At work, we can be challenged by the task of dealing with difficult people—including, sometimes, our own employees. Managing difficult employees becomes an issue particularly when employment and incentive contracts become a subject of controversy.
Take the case of the New York Yankees. When their superstar Alex Rodriguez rejoined the team after his yearlong suspension for using performance-enhancing drugs, Rodriguez made an unexpectedly strong comeback. As of June 14, 2015 he had met a number of key baseball milestones, most notably passing Willie Mays on the career home-run list after hitting his 666th.
This turn of events helped the Yankees on the field, but created a certain degree of consternation in the back office.

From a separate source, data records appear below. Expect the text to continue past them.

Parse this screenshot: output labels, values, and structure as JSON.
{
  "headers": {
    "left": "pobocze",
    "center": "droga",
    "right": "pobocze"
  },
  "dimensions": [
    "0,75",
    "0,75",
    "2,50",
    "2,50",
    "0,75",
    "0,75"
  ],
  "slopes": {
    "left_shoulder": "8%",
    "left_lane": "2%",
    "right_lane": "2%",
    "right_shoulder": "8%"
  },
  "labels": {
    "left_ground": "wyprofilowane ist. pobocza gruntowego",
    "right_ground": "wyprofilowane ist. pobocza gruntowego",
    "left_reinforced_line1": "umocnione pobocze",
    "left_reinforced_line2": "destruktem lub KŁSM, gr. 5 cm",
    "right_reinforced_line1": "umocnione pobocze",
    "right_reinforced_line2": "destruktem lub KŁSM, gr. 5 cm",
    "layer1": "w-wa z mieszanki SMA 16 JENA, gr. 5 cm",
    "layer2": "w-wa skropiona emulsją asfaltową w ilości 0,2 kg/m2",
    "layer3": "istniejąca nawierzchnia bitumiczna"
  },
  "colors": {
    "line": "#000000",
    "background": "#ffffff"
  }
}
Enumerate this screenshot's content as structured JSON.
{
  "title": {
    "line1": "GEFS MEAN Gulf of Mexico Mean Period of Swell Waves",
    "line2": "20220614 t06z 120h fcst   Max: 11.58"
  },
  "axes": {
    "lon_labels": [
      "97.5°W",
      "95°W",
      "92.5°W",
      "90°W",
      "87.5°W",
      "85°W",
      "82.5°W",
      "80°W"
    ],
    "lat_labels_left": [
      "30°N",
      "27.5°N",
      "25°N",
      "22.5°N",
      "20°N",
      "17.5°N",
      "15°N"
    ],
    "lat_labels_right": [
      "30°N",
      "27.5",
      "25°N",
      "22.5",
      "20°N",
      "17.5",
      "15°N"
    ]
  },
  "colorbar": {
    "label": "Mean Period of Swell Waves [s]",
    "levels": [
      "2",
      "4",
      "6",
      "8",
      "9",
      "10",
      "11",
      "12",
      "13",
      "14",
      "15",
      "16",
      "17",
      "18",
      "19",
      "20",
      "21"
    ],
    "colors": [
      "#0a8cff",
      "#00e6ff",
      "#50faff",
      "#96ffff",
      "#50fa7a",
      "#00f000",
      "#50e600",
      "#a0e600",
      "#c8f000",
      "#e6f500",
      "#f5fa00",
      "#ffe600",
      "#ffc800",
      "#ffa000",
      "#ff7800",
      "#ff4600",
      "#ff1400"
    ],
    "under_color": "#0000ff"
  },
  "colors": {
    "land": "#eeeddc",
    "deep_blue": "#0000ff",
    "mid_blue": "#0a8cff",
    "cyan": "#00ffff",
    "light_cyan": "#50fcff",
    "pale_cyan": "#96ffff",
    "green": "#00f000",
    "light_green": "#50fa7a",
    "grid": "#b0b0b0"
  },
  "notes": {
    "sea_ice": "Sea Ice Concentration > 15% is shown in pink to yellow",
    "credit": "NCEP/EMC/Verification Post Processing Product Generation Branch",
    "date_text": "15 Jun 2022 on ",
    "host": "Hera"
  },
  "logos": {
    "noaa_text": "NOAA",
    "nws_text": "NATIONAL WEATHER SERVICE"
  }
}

Back in 2007, well before A-Rod’s reputation was tarnished by steroids revelations, he signed a $30 million “milestone home run” marketing agreement with the Yankees that included a $6 million bonus for tying Mays’s record, the first in a series of escalating milestones.
The bonus options were “dreamed up in what feels like a different lifetime,” writes David Waldstein in the New York Times. 2007 was a stellar season for Rodriguez, and some believed he could become baseball’s new career home-run king.
Because the sport does not allow performance bonuses, A-Rod’s were framed as a marketing deal. The Yankees had expected to market the milestone homers as historic events by selling T-shirts, videos, and other paraphernalia.
Those plans collapsed in 2009 when Rodriguez admitted to using performance-enhancing drugs.
These days, “A-Rod is pretty unmarketable” as a result of the scandal, sports marketing expert Bob Dorfman told the Times.
Consequently, in January 2016, the Yankees began putting together a legal case to block Rodriguez from collecting any of the bonuses due to the likely negative financial repercussions of the doping scandal, according to Andrew Marchand of ESPN.com. In February, the Yankees alerted Rodriguez and his lawyer of their intention to withhold the funds. The two sides had a strong motivation to negotiate a settlement in order to avoid an arbitration hearing that could become an embarrassment, as Rodriguez’s contentious 2013 hearing to appeal his suspension had been.
In May, Wallace Matthews reported for ESPN.com that Rodriguez, having no stomach for another public battle, planned to ask the Major League Baseball Players Association to file an appeal on his behalf against the Yankees for failing to pay the bonuses. The case seemed likely to wind up in arbitration, a process that could take months to unfold.
In the workplace, we often find ourselves dealing with difficult people—not just those with difficult personalities, but those whose actions and statements cause us significant trouble. When you are dealing with difficult coworkers and handling difficult employees, the Rodriguez story may offer some useful insights.
In particular, if you are wondering how to manage difficult employees, the Yankees’ A-Rod dilemma reminds us of the importance of ensuring that employees don’t have a reason to become disgruntled—and difficult—in the first place.
Here are three suggestions that may help:
1. Imagine “What if?”
In negotiation, it’s impossible to foresee every possible eventuality. But when making contracts that will be enforced in the future, we do owe it to ourselves to imagine a variety of scenarios, such as the possibility that an employee will fail to live up to our expectations or even suffer an irreparable blow to his or her reputation. When negotiating bonus contracts, for instance, you might limit them to a year, if possible, rather than trying to predict what might happen many years down the road.
2. Keep it out of court.
Although it can be tempting to escalate disputes to the level of a lawsuit when we are dealing with difficult people in the workplace, it can be smart to try to negotiate a solution as quietly as possible. In a lawsuit, it’s true that one side will win, but both parties could see their reputations suffer in the wake of negative publicity.
3. Find a way to work together.
Interestingly, Rodriguez continued to perform relatively well for the Yankees amid the dispute over his bonuses. The fact that he and Yankee management continue to have a decent working relationship serves as a reminder that it’s possible to compartmentalize your differences with others. A dispute on a particular issue need not be the end of a strong working relationship.
How do you manage difficult employees?
While the case of A-Rod is extreme, the post offers some useful tips.